Credit Report

What can a creditor see on your credit report?

When applying for short term loans, you might start to worry about your credit score.  So, what information do potential lenders use to decide if you will be suitable for a loan?

Can lenders see if you have applied for a payday loan or a short term loan before? When providing or extending a short term loan, is your credit score the only thing that is taken into account?  What about applying for a loan with bad credit?

A credit report can seem complicated and daunting at first, but it shouldn’t be feared. Lenders will always use your credit report when checking if you’re eligible for any form of loan. However, don’t worry about what they contain or how they’re used.

Personal Information

Firstly, the credit report is used as a tool for identifying you. It features your legal name, home address, employment information, birth date, and national insurance number.

This part of the application process does not really effect the actual calculation of a credit score. Although, it can determine whether or not the information that you have given to the lender when you applied for new credit is accurate.

All of this information needs to be complete and 100% truthful. Employment information is also important. Creditors must confirm that the individual provided with a loan has a means of paying it back.

Credit Accounts

One of the details on your report will be a history of your previous credit such as credit cards, a car loan or any other loans. Also included is current credit including the date it was started. It includes the amount you borrowed, your current balance and a history of your recent payments.

This will also show if you’ve been late in making repayments which is important to lenders when assessing if you can afford to repay. If you’ve had trouble repaying in the past, it doesn’t mean you can’t borrow in future, just that the amount the lender will give you may be smaller to better fit your income.

There will also be a list of everyone who has run credit for you over the last two years, including voluntary inquiries (requests you have made) and involuntary inquiries (when a lender or other agency requests your report).

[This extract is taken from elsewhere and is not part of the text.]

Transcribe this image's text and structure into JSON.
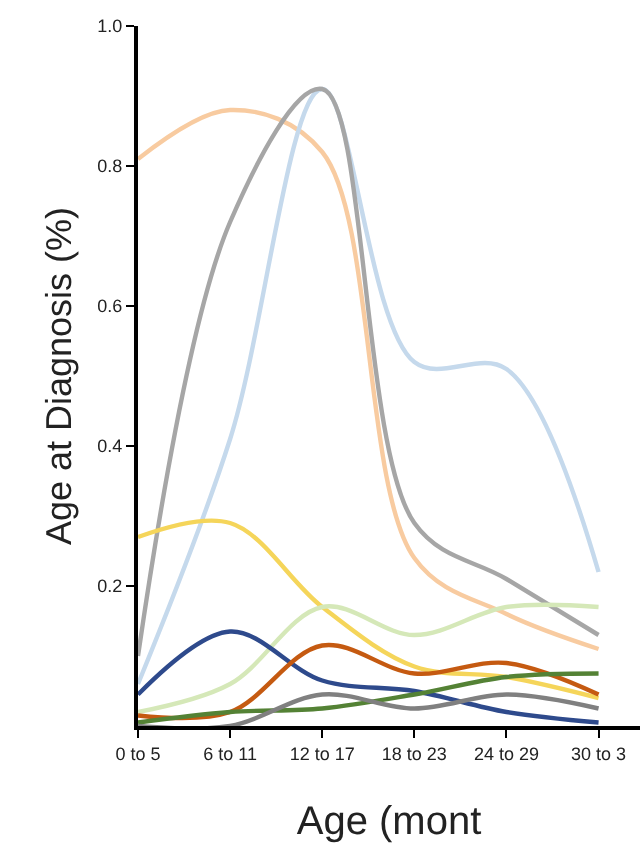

Public Records & Collection History

This information is also available from public records, and includes bankruptcies, insolvency, home repossessions and unpaid debt or if you have ever committed fraud. This is all important information that lenders will use when it comes to reviewing your credit report to determine whether they are likely to provide you with additional credit such as a loan.

Ultimately, your credit score and report will tell creditors what types of credit you have used. It will show whether or not your accounts are in good standing. This will help to show how dependant you are on credit. It can reveal how reliable you are at repayments, and whether you have recently been sourcing new forms of credit. For example, if you apply for a short term loan this will leave a footprint on your credit report for 12 months – whether you are accepted or not.